Erste Anregungen für den Eisenbahnbau in Berlin gab der Nationalökonom Friedrich List 1833 mit seiner visionär scheinenden Schrift "Über ein sächsisches Eisenbahnsystem als Grundlage eines allgemeinen deutschen Eisenbahnsystems". Berlin sollte hier mit nicht weniger als sechs Fernstrecken den größten deutschen Eisenbahnknotenpunkt bilden. Aus dem gleichen Jahr stammen erste Überlegungen zum Bau einer Eisenbahn von Berlin in südwestliche Richtung, die sich anfangs auf eine Linie nach Leipzig konzentrierten. Erhebliche Schwierigkeiten - technisch und auch rechtlich beschritten die Planer hier Neuland - ließen jedoch eine Beschränkung des Projektes auf die Strecke Berlin-Potsdam ratsam erscheinen.

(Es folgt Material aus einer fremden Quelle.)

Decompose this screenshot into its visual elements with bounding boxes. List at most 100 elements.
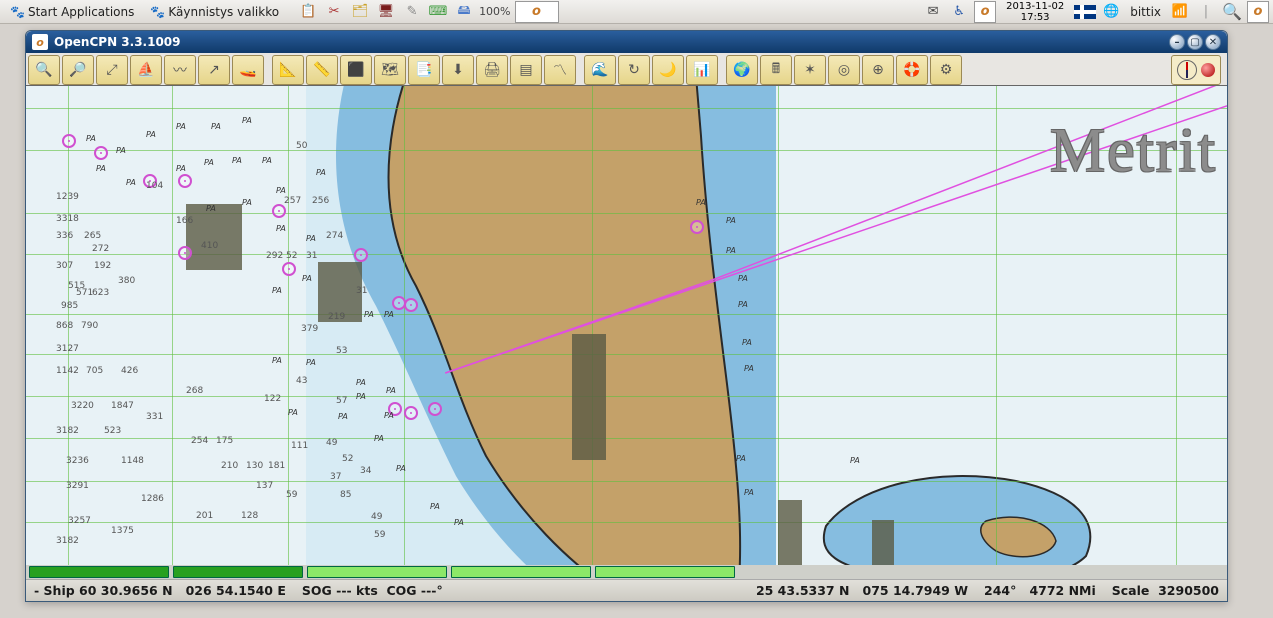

Die 1837 gegründete Berlin-Potsdamer Eisenbahngesellschaft stellte in etwa 15 Monaten eine eingleisige Strecke von Berlin über Zehlendorf nach Potsdam betriebsfähig her. Am 22. September 1838 konnte zunächst auf dem Teilstück Potsdam Zehlendorf die erste Eisenbahn in Preußen den Betrieb aufnehmen, fast drei Jahre nach Eröffnung der Ludwigseisenbahn von Nürnberg nach Fürth. Mit der Eröffnung der Strecke Zehlendorf Berlin am 29. Oktober 1838 war die gesamte 26 km lange Bahn in Betrieb. Ihren Berliner Bahnhof - in bescheidenem Umfang - hatte die Gesellschaft außerhalb der Stadtmauer vor dem Potsdamer Tor, am späteren Potsdamer Platz, angelegt, der dann 1868 einem größeren Neubau von Quassowski weichen musste.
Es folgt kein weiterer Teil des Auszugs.